Postrevascularization recovery of fatty acid utilization in ischemic myocardium: A randomized clinical trial of potassium channel opener

Abstract

Background. Abnormal fatty acid metabolism persists in hibernating myocardium, even after reperfusion. This study was designed to determine whether the K + channel opener, nicorandil, improves fatty acid utilization after percutaneous transluminal coronary angioplasty (PTCA). Methods. Patients undergoing elective PTCA were randomly assigned to treatment (group N, n = 26) or control groups (group C, n = 22). Group N received intracoronary and intravenous nicorandil during PTCA. Myocardial fatty acid use and perfusion were quantitatively evaluated by means of iodine-123-beta-methyl-p-iodophenyl-pentadecanoic acid single photon emission computed tomography (I-123 BMIPP SPECT) and thallium-201 (Tl-201) imaging before PTCA, 72 hours after PTCA, and 3 months after PTCA. Left ventricular function was also evaluated by means of contrast ventriculography before and 3 to 6 months after PTCA. Results. The I-123 BMIPP defect score in group N significantly decreased, from 28% ± 13% to 20% ± 20% after PTCA and to 18% ± 17% 3 months later.
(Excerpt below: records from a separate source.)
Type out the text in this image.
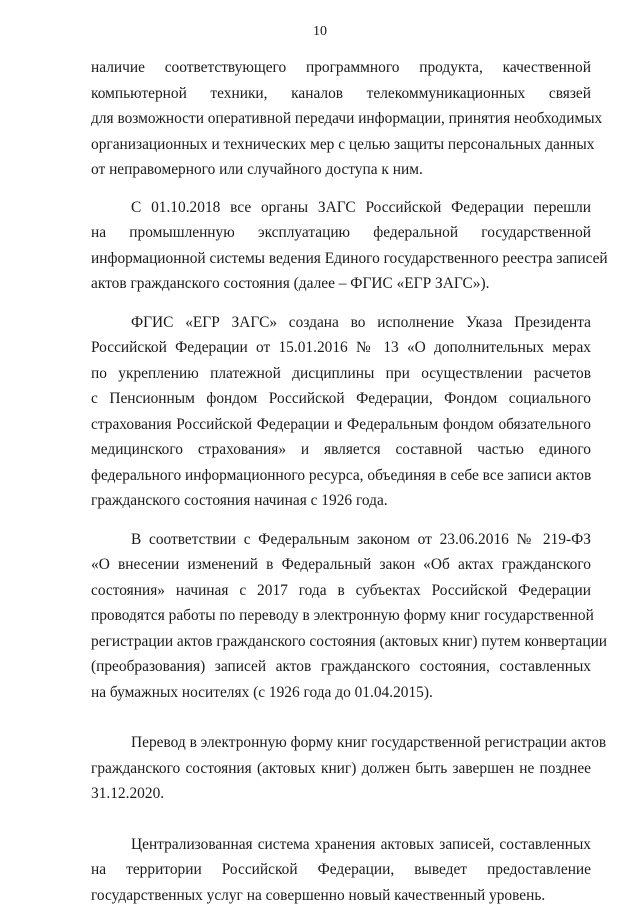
10

наличие соответствующего программного продукта, качественной
компьютерной техники, каналов телекоммуникационных связей
для возможности оперативной передачи информации, принятия необходимых
организационных и технических мер с целью защиты персональных данных
от неправомерного или случайного доступа к ним.

С 01.10.2018 все органы ЗАГС Российской Федерации перешли
на промышленную эксплуатацию федеральной государственной
информационной системы ведения Единого государственного реестра записей
актов гражданского состояния (далее – ФГИС «ЕГР ЗАГС»).

ФГИС «ЕГР ЗАГС» создана во исполнение Указа Президента
Российской Федерации от 15.01.2016 № 13 «О дополнительных мерах
по укреплению платежной дисциплины при осуществлении расчетов
с Пенсионным фондом Российской Федерации, Фондом социального
страхования Российской Федерации и Федеральным фондом обязательного
медицинского страхования» и является составной частью единого
федерального информационного ресурса, объединяя в себе все записи актов
гражданского состояния начиная с 1926 года.

В соответствии с Федеральным законом от 23.06.2016 № 219-ФЗ
«О внесении изменений в Федеральный закон «Об актах гражданского
состояния» начиная с 2017 года в субъектах Российской Федерации
проводятся работы по переводу в электронную форму книг государственной
регистрации актов гражданского состояния (актовых книг) путем конвертации
(преобразования) записей актов гражданского состояния, составленных
на бумажных носителях (с 1926 года до 01.04.2015).

Перевод в электронную форму книг государственной регистрации актов
гражданского состояния (актовых книг) должен быть завершен не позднее
31.12.2020.

Централизованная система хранения актовых записей, составленных
на территории Российской Федерации, выведет предоставление
государственных услуг на совершенно новый качественный уровень.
In contrast, the I-123 BMIPP defect score in group C increased from 28% ± 20% to 36% ± 15% ( P < .05 versus group N) after PTCA, then returned to 28% ± 17% ( P < .05 versus group N) 3 months after PTCA. Recovery of left ventricular function paralleled the recovery of I-123 BMIPP uptake. Conclusions. Nicorandil improves the recovery of myocardial fatty acid utilization and cardiac function after PTCA. K channel activation may have a protective effect during coronary artery occlusion and improve subsequent recovery. (J Nucl Cardiol 2000;7:320–7.)